Total corporate gross operating surplus (GOS) is expected to grow 6½ per cent in 2011-12 and 3 per cent in 2012-13. Forecast growth in GOS for 2011-12 has been revised down since the June round due to the deterioration of the outlook for the non-mining sector. In contrast, the prospects for the mining and mining-related parts of the economy remain buoyant. Forecast GOS growth in 2012-13 is ¾ of a percentage point stronger than the June round forecast.
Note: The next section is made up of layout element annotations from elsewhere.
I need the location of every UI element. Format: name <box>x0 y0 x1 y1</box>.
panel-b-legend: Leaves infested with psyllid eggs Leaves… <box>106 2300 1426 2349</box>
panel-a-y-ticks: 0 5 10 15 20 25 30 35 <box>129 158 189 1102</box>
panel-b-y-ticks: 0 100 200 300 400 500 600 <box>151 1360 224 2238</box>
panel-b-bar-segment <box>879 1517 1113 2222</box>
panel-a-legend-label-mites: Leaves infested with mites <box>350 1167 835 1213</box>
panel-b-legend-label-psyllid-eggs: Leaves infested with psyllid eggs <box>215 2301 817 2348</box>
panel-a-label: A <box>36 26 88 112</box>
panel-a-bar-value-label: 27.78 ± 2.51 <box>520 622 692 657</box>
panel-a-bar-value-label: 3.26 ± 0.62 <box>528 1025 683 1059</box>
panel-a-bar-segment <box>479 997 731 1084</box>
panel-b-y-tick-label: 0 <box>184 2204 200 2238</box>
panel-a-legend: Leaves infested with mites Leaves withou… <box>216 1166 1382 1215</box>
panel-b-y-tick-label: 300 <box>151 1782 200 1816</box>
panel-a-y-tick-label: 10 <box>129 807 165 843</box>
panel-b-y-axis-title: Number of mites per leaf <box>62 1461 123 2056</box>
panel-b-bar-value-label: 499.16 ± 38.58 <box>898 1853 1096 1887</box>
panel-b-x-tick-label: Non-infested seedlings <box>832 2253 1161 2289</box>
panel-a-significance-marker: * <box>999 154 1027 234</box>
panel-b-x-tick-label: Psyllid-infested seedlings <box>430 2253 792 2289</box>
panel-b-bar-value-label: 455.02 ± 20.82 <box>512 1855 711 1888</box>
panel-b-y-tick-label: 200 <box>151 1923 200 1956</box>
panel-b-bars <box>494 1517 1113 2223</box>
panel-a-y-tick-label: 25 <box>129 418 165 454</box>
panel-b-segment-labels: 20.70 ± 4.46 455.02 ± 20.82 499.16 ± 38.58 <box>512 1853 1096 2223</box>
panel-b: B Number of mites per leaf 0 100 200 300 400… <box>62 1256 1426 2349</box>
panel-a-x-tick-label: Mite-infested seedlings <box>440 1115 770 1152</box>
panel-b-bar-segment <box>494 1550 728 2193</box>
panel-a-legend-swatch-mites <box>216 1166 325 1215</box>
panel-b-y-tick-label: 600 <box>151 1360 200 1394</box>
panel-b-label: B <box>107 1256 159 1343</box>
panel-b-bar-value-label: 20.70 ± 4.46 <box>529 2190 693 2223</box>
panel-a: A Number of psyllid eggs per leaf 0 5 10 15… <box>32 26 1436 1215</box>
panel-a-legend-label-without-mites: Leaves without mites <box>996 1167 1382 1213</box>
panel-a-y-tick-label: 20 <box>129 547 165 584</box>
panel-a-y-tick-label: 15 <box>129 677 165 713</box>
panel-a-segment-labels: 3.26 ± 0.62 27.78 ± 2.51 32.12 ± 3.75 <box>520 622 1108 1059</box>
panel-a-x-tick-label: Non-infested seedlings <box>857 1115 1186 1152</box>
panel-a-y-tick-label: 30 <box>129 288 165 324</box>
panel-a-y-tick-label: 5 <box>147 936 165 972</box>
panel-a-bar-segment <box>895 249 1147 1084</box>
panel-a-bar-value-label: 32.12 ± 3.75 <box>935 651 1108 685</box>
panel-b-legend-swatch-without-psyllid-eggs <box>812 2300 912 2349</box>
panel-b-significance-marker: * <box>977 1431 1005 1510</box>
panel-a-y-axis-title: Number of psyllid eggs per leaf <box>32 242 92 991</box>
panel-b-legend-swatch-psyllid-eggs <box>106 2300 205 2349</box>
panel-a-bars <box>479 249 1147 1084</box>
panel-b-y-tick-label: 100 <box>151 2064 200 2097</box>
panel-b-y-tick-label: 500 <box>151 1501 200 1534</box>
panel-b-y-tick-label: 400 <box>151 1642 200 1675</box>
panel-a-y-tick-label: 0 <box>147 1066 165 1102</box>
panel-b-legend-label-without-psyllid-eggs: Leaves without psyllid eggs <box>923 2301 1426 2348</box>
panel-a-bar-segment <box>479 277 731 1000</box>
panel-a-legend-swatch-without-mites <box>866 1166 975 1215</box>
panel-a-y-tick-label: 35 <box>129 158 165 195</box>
Compensation of employees (COE) is forecast to grow 6 per cent in 2011-12 and 5 per cent in 2012-13. Forecast growth in COE is weaker in 2011-12 and 2012-13 by ½ and 1 percentage points respectively. The revision to the forecast reflects weaker expected employment growth in 2011-12 and weaker expected wage growth combined with slower employment growth in 2012-13.

Gross mixed income (GMI), which includes the wages and profits of farm and other unincorporated enterprises, is forecast to grow 5½ per cent in 2011-12 and 1½ per cent in 2012-13. These growth forecasts represent an upgrade on the June estimates in 2011-12 and a downgrade in 2012-13 partly due to a higher expected level of farm profits in 2011-12 arising from the favorable seasonal outlook, before a return to average seasonal conditions in 2012-13.